Previous posts on coda alla vaccinara:
great post jo. i love oxtail, and always do celery, but will try the pignoli version, sort of vice versa. had one of the best meals of my lie in viterbo about mmm years ago in a workers’ cantina, strong white bread, drizzled with lots of green oil, and tomatoes and basil – can still taste it now.
I haven’t been to Viterbo in a while now … we should go together some time, and lounge about and relax in the hot spa Terme dei Papi!
sounds perfect jo, the name suggests we’ll see His Holiness in his speedos. x
I do enjoy oxtail. They are so tender. I don’t use much, but there are Iranian home-cooks that use cinnamon/cannella in every meat dish they make. Not only it gives a flavor, but also a wonderful aroma.

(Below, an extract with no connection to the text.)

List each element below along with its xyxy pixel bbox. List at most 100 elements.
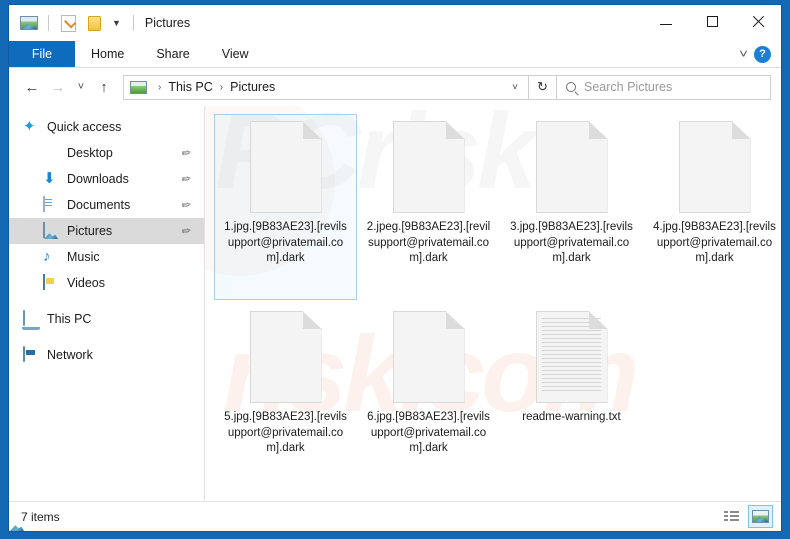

At a cooking course I went to a few years ago now at the Gambero Rosso in Rome, the chef told us that cannella/cinnamon is used quite a lot in the recipes in southern Italy, particularly Sicily. I love the aroma myself (yogurt, honey and cinnamon — cinnamon toast!) and I have used it in a beef stew Mexican mole style … and I think that I shall be using it a lot more from now on. The trick is to get just the right amount, otherwise it could be overwhelming. Oh … and by the way … cinnamon is just soooo good for one’s health (but I expect you know that). It can even help with diabetes!
I’ve done it once and think I’d like this version better. Great post, Jo! I thought it was a bit difficult to eat the meat from between the bones.
Thanks Stefan … I think this celery-concentrated version is more fragrant (less heavy) and in that sense I prefer it. But it wouldn’t do for a pasta sauce. And yes … it is definitely ‘messy’ eating ha ha ha!